"Yes," said the old madman instantly, and as though quite oblivious of any digression. "That is why you are here. Listen! You will tell your father about it. I do not ask others to do what I do not do myself. Your father must do the same. He must get all the great capitalists of America to do likewise—it is the only thing that will save the country from ruin and disaster. Look!" The old man ripped off the cord and wrapper, and there tumbled out upon the table, each held together with two or three elastic bands, a half dozen or more small bundles of bank notes. "See! See! Do you see, young man?"
Locke with difficulty maintained an impassive countenance. He had expected something of the sort, but it seemed somehow incredible that a sum so great as Polly had named should be represented by those few little bundles scattered there on the table in front of him. He picked one of them up and riffled the notes through his fingers. It contained perhaps a hundred bills, each one of the denomination of a thousand dollars—one hundred thousand dollars. He laid the bundle back on the table. Others were of like denomination; others again of five hundred. The full amount was undoubtedly there.
"Do you know how much is there?" demanded the old madman sharply.
Locke regarded the money thoughtfully. To name the exact amount offhand might aggravate the old maniac's already suspicious frame of mind.
"I can see that there is a very large sum," he answered cautiously.
"A large sum!" echoed the madman aggressively. "And what do you call a large sum, young man?"
"Well, at a guess," said Locke quietly, "and basing it on that package I have just examined, I should say in the neighbourhood of half a million dollars."
The old maniac thrust his head forward across the table, stared for an instant, and then suddenly burst into a peal of wild, ironical laughter.
"Half a million!" He rocked upon his feet, his peals of laughter punctuating his words. "Bah! There are five millions, ten millions, fifty millions there!" He shook his finger under Locke's nose. "Do you hear what I say, young man?"

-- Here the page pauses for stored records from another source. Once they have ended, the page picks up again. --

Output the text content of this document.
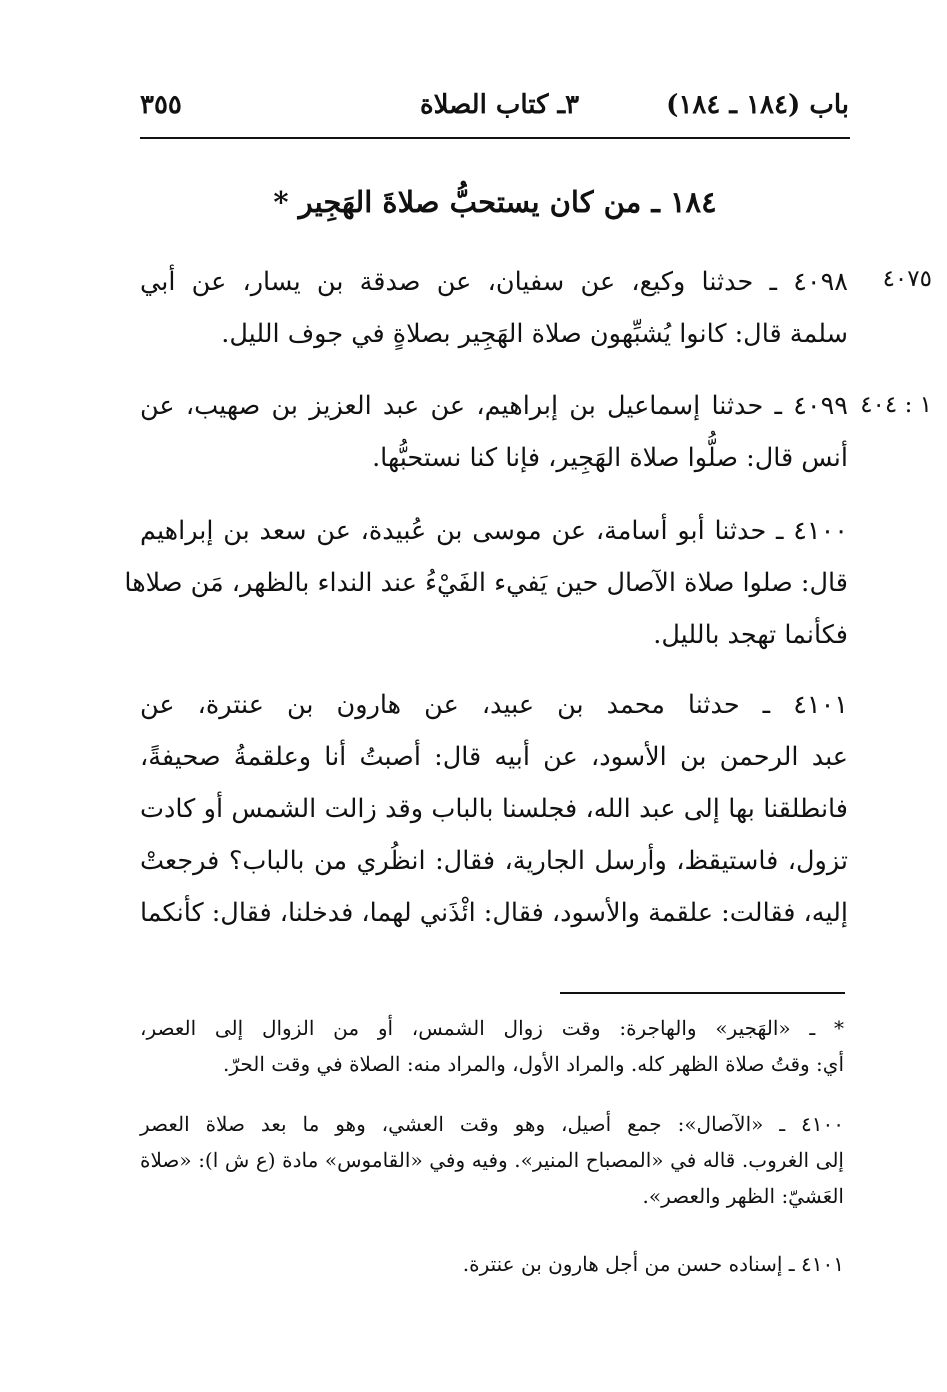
٣٥٥	٣ـ كتاب الصلاة	باب (١٨٤ ـ ١٨٤)
١٨٤ ـ من كان يستحبُّ صلاةَ الهَجِير *
٤٠٧٥
٤٠٩٨ ـ حدثنا وكيع، عن سفيان، عن صدقة بن يسار، عن أبي
سلمة قال: كانوا يُشبِّهون صلاة الهَجِير بصلاةٍ في جوف الليل.
١ : ٤٠٤
٤٠٩٩ ـ حدثنا إسماعيل بن إبراهيم، عن عبد العزيز بن صهيب، عن
أنس قال: صلُّوا صلاة الهَجِير، فإنا كنا نستحبُّها.
٤١٠٠ ـ حدثنا أبو أسامة، عن موسى بن عُبيدة، عن سعد بن إبراهيم
قال: صلوا صلاة الآصال حين يَفيء الفَيْءُ عند النداء بالظهر، مَن صلاها
فكأنما تهجد بالليل.
٤١٠١ ـ حدثنا محمد بن عبيد، عن هارون بن عنترة، عن
عبد الرحمن بن الأسود، عن أبيه قال: أصبتُ أنا وعلقمةُ صحيفةً،
فانطلقنا بها إلى عبد الله، فجلسنا بالباب وقد زالت الشمس أو كادت
تزول، فاستيقظ، وأرسل الجارية، فقال: انظُري من بالباب؟ فرجعتْ
إليه، فقالت: علقمة والأسود، فقال: ائْذَني لهما، فدخلنا، فقال: كأنكما
* ـ «الهَجير» والهاجرة: وقت زوال الشمس، أو من الزوال إلى العصر،
أي: وقتُ صلاة الظهر كله. والمراد الأول، والمراد منه: الصلاة في وقت الحرّ.
٤١٠٠ ـ «الآصال»: جمع أصيل، وهو وقت العشي، وهو ما بعد صلاة العصر
إلى الغروب. قاله في «المصباح المنير». وفيه وفي «القاموس» مادة (ع ش ا): «صلاة
العَشيّ: الظهر والعصر».
٤١٠١ ـ إسناده حسن من أجل هارون بن عنترة.
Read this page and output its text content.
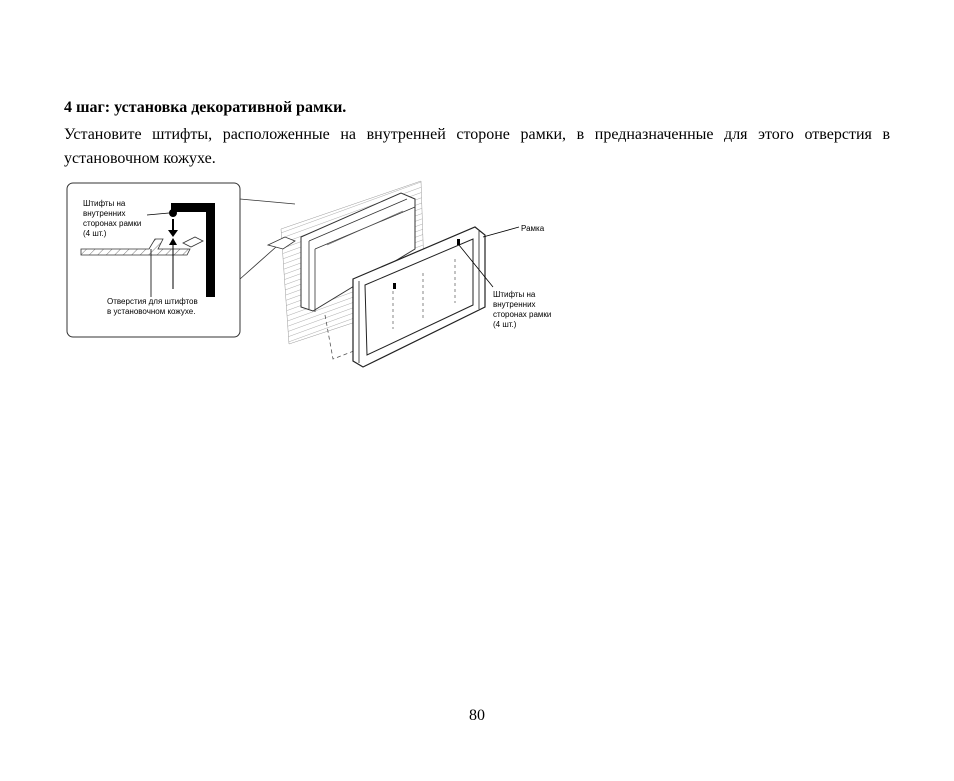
4 шаг: установка декоративной рамки.

Установите штифты, расположенные на внутренней стороне рамки, в предназначенные для этого отверстия в установочном кожухе.

Штифты на
внутренних
сторонах рамки
(4 шт.)
Отверстия для штифтов
в установочном кожухе.
Рамка
Штифты на
внутренних
сторонах рамки
(4 шт.)
80
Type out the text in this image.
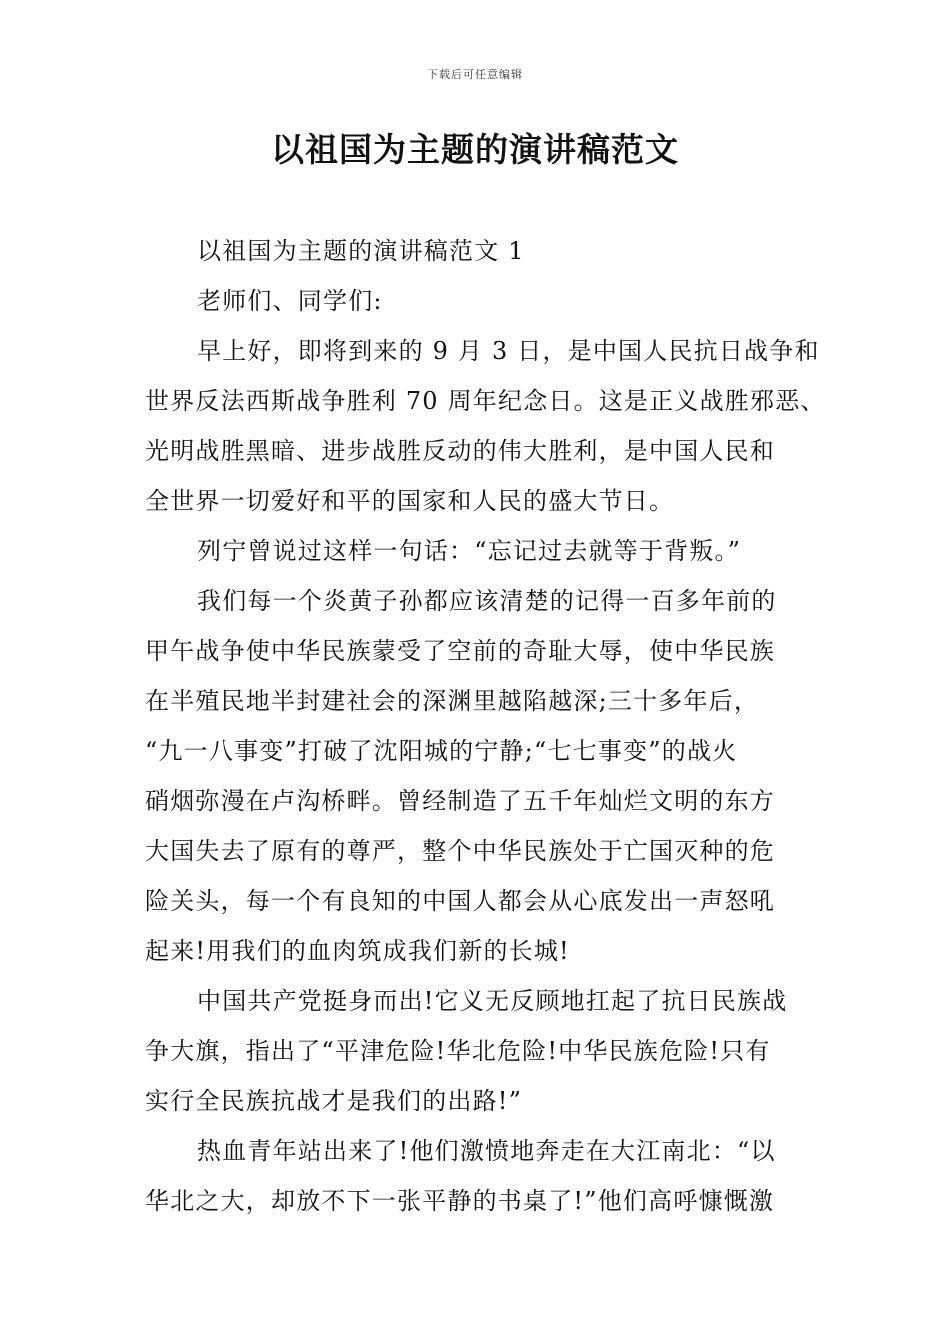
下载后可任意编辑
以祖国为主题的演讲稿范文
以祖国为主题的演讲稿范文 1
老师们、同学们:
早上好，即将到来的 9 月 3 日，是中国人民抗日战争和
世界反法西斯战争胜利 70 周年纪念日。这是正义战胜邪恶、
光明战胜黑暗、进步战胜反动的伟大胜利，是中国人民和
全世界一切爱好和平的国家和人民的盛大节日。
列宁曾说过这样一句话：“忘记过去就等于背叛。”
我们每一个炎黄子孙都应该清楚的记得一百多年前的
甲午战争使中华民族蒙受了空前的奇耻大辱，使中华民族
在半殖民地半封建社会的深渊里越陷越深;三十多年后，
“九一八事变”打破了沈阳城的宁静;“七七事变”的战火
硝烟弥漫在卢沟桥畔。曾经制造了五千年灿烂文明的东方
大国失去了原有的尊严，整个中华民族处于亡国灭种的危
险关头，每一个有良知的中国人都会从心底发出一声怒吼
起来!用我们的血肉筑成我们新的长城!
中国共产党挺身而出!它义无反顾地扛起了抗日民族战
争大旗，指出了“平津危险!华北危险!中华民族危险!只有
实行全民族抗战才是我们的出路!”
热血青年站出来了!他们激愤地奔走在大江南北：“以
华北之大，却放不下一张平静的书桌了!”他们高呼慷慨激
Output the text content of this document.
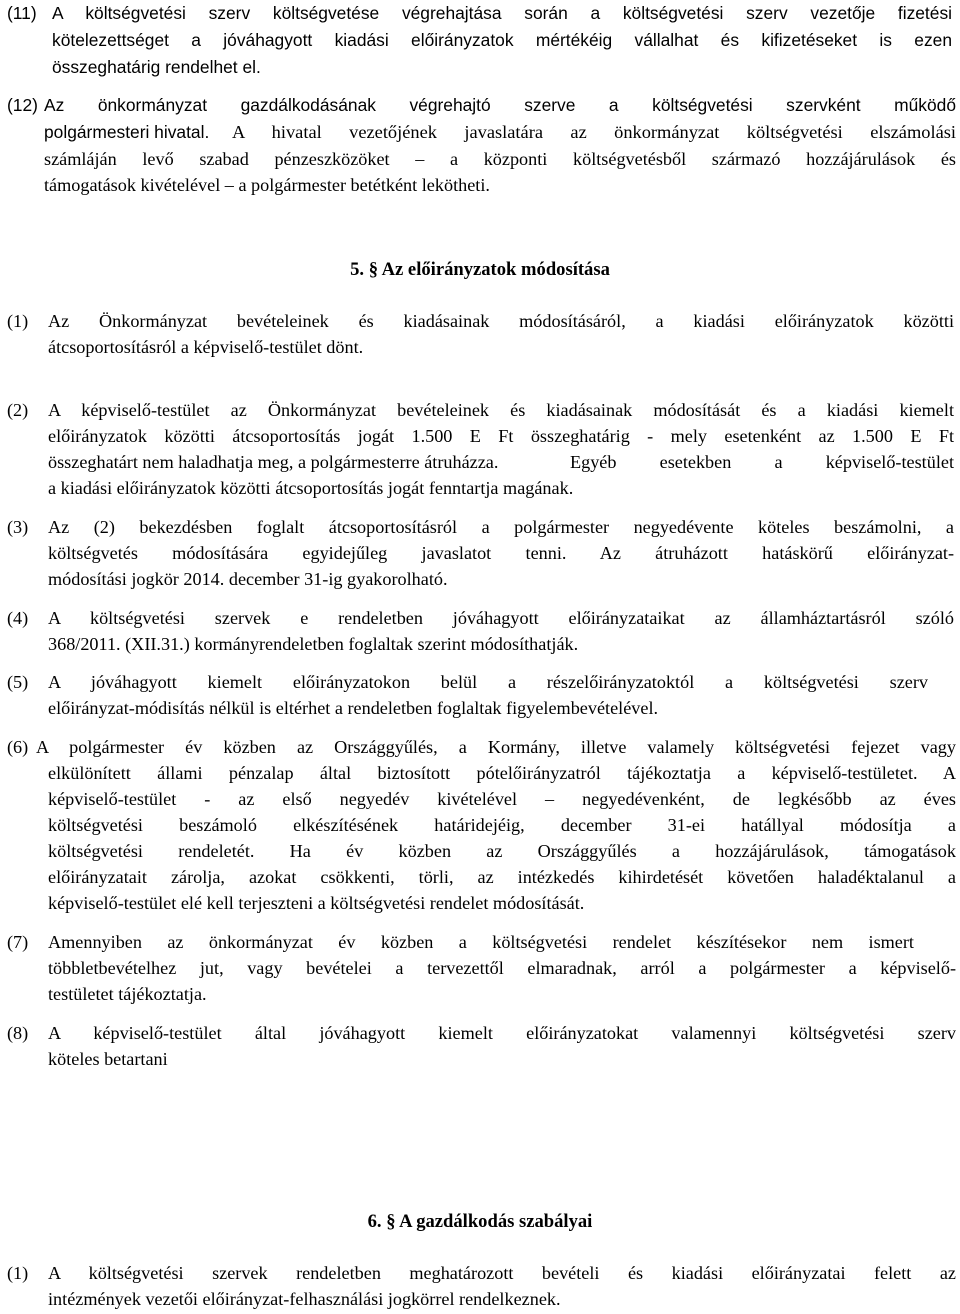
(11) A költségvetési szerv költségvetése végrehajtása során a költségvetési szerv vezetője fizetési
kötelezettséget a jóváhagyott kiadási előirányzatok mértékéig vállalhat és kifizetéseket is ezen
összeghatárig rendelhet el.
(12) Az önkormányzat gazdálkodásának végrehajtó szerve a költségvetési szervként működő
polgármesteri hivatal. A hivatal vezetőjének javaslatára az önkormányzat költségvetési elszámolási
számláján levő szabad pénzeszközöket – a központi költségvetésből származó hozzájárulások és
támogatások kivételével – a polgármester betétként lekötheti.
5. § Az előirányzatok módosítása
(1) Az Önkormányzat bevételeinek és kiadásainak módosításáról, a kiadási előirányzatok közötti
átcsoportosításról a képviselő-testület dönt.
(2) A képviselő-testület az Önkormányzat bevételeinek és kiadásainak módosítását és a kiadási kiemelt
előirányzatok közötti átcsoportosítás jogát 1.500 E Ft összeghatárig - mely esetenként az 1.500 E Ft
összeghatárt nem haladhatja meg, a polgármesterre átruházza.	Egyéb esetekben a képviselő-testület
a kiadási előirányzatok közötti átcsoportosítás jogát fenntartja magának.
(3) Az (2) bekezdésben foglalt átcsoportosításról a polgármester negyedévente köteles beszámolni, a
költségvetés módosítására egyidejűleg javaslatot tenni. Az átruházott hatáskörű előirányzat-
módosítási jogkör 2014. december 31-ig gyakorolható.
(4) A költségvetési szervek e rendeletben jóváhagyott előirányzataikat az államháztartásról szóló
368/2011. (XII.31.) kormányrendeletben foglaltak szerint módosíthatják.
(5) A jóváhagyott kiemelt előirányzatokon belül a részelőirányzatoktól a költségvetési szerv
előirányzat-módisítás nélkül is eltérhet a rendeletben foglaltak figyelembevételével.
(6) A polgármester év közben az Országgyűlés, a Kormány, illetve valamely költségvetési fejezet vagy
elkülönített állami pénzalap által biztosított pótelőirányzatról tájékoztatja a képviselő-testületet. A
képviselő-testület - az első negyedév kivételével – negyedévenként, de legkésőbb az éves
költségvetési beszámoló elkészítésének határidejéig, december 31-ei hatállyal módosítja a
költségvetési rendeletét. Ha év közben az Országgyűlés a hozzájárulások, támogatások
előirányzatait zárolja, azokat csökkenti, törli, az intézkedés kihirdetését követően haladéktalanul a
képviselő-testület elé kell terjeszteni a költségvetési rendelet módosítását.
(7) Amennyiben az önkormányzat év közben a költségvetési rendelet készítésekor nem ismert
többletbevételhez jut, vagy bevételei a tervezettől elmaradnak, arról a polgármester a képviselő-
testületet tájékoztatja.
(8) A képviselő-testület által jóváhagyott kiemelt előirányzatokat valamennyi költségvetési szerv
köteles betartani
6. § A gazdálkodás szabályai
(1) A költségvetési szervek rendeletben meghatározott bevételi és kiadási előirányzatai felett az
intézmények vezetői előirányzat-felhasználási jogkörrel rendelkeznek.
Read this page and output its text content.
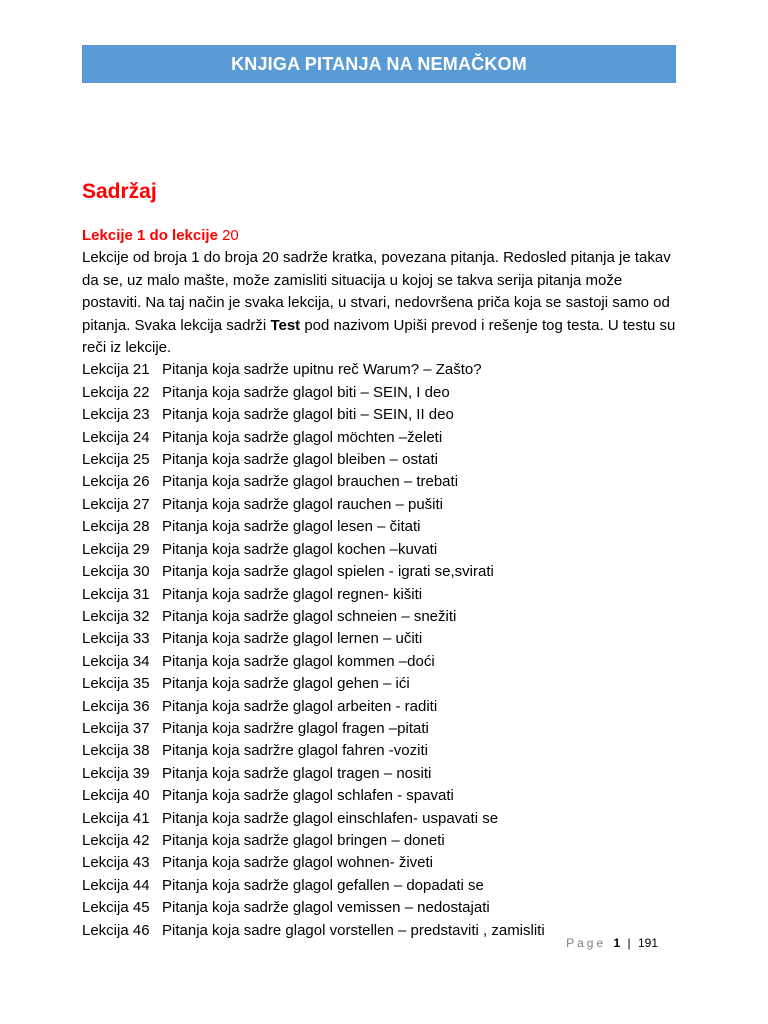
KNJIGA PITANJA NA NEMAČKOM
Sadržaj
Lekcije 1 do lekcije 20

Lekcije od broja 1 do broja 20 sadrže kratka, povezana pitanja. Redosled pitanja je takav da se, uz malo mašte, može zamisliti situacija u kojoj se takva serija pitanja može postaviti. Na taj način je svaka lekcija, u stvari, nedovršena priča koja se sastoji samo od pitanja. Svaka lekcija sadrži Test pod nazivom Upiši prevod i rešenje tog testa. U testu su reči iz lekcije.

Lekcija 21 Pitanja koja sadrže upitnu reč Warum? – Zašto?
Lekcija 22 Pitanja koja sadrže glagol biti – SEIN, I deo
Lekcija 23 Pitanja koja sadrže glagol biti – SEIN, II deo
Lekcija 24 Pitanja koja sadrže glagol möchten –želeti
Lekcija 25 Pitanja koja sadrže glagol bleiben – ostati
Lekcija 26 Pitanja koja sadrže glagol brauchen – trebati
Lekcija 27 Pitanja koja sadrže glagol rauchen – pušiti
Lekcija 28 Pitanja koja sadrže glagol lesen – čitati
Lekcija 29 Pitanja koja sadrže glagol kochen –kuvati
Lekcija 30 Pitanja koja sadrže glagol spielen - igrati se,svirati
Lekcija 31 Pitanja koja sadrže glagol regnen- kišiti
Lekcija 32 Pitanja koja sadrže glagol schneien – snežiti
Lekcija 33 Pitanja koja sadrže glagol lernen – učiti
Lekcija 34 Pitanja koja sadrže glagol kommen –doći
Lekcija 35 Pitanja koja sadrže glagol gehen – ići
Lekcija 36 Pitanja koja sadrže glagol arbeiten - raditi
Lekcija 37 Pitanja koja sadržre glagol fragen –pitati
Lekcija 38 Pitanja koja sadržre glagol fahren -voziti
Lekcija 39 Pitanja koja sadrže glagol tragen – nositi
Lekcija 40 Pitanja koja sadrže glagol schlafen - spavati
Lekcija 41 Pitanja koja sadrže glagol einschlafen- uspavati se
Lekcija 42 Pitanja koja sadrže glagol bringen – doneti
Lekcija 43 Pitanja koja sadrže glagol wohnen- živeti
Lekcija 44 Pitanja koja sadrže glagol gefallen – dopadati se
Lekcija 45 Pitanja koja sadrže glagol vemissen – nedostajati
Lekcija 46 Pitanja koja sadre glagol vorstellen – predstaviti , zamisliti
Page 1 | 191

The blue eyes had become alight with a mad blaze; hectic spots began to burn in the old madman's cheeks. Locke nodded his head in a slow, deliberate manner—as the most effective thing he could think of to do by way of calming the other. The whole place, the surroundings, the grotesque shapes swimming around in the tanks everywhere he looked, the eyes of the queer sea creatures that all seemed to be fascinated by that fortune which lay upon the table, the constant drip and trickle of water, the crazed old man who rocked upon his feet and laughed, were eerily unreal. That sea-horse in the tank that faced him from just beyond the other side of the table, for instance, seemed to be a most bizarre and unnatural creature both in shape and actions even for one of his own species! Half-past two in the morning, in an aquarium with a madman and a half-million dollars! Again, by way of appeasing the other, he nodded his head.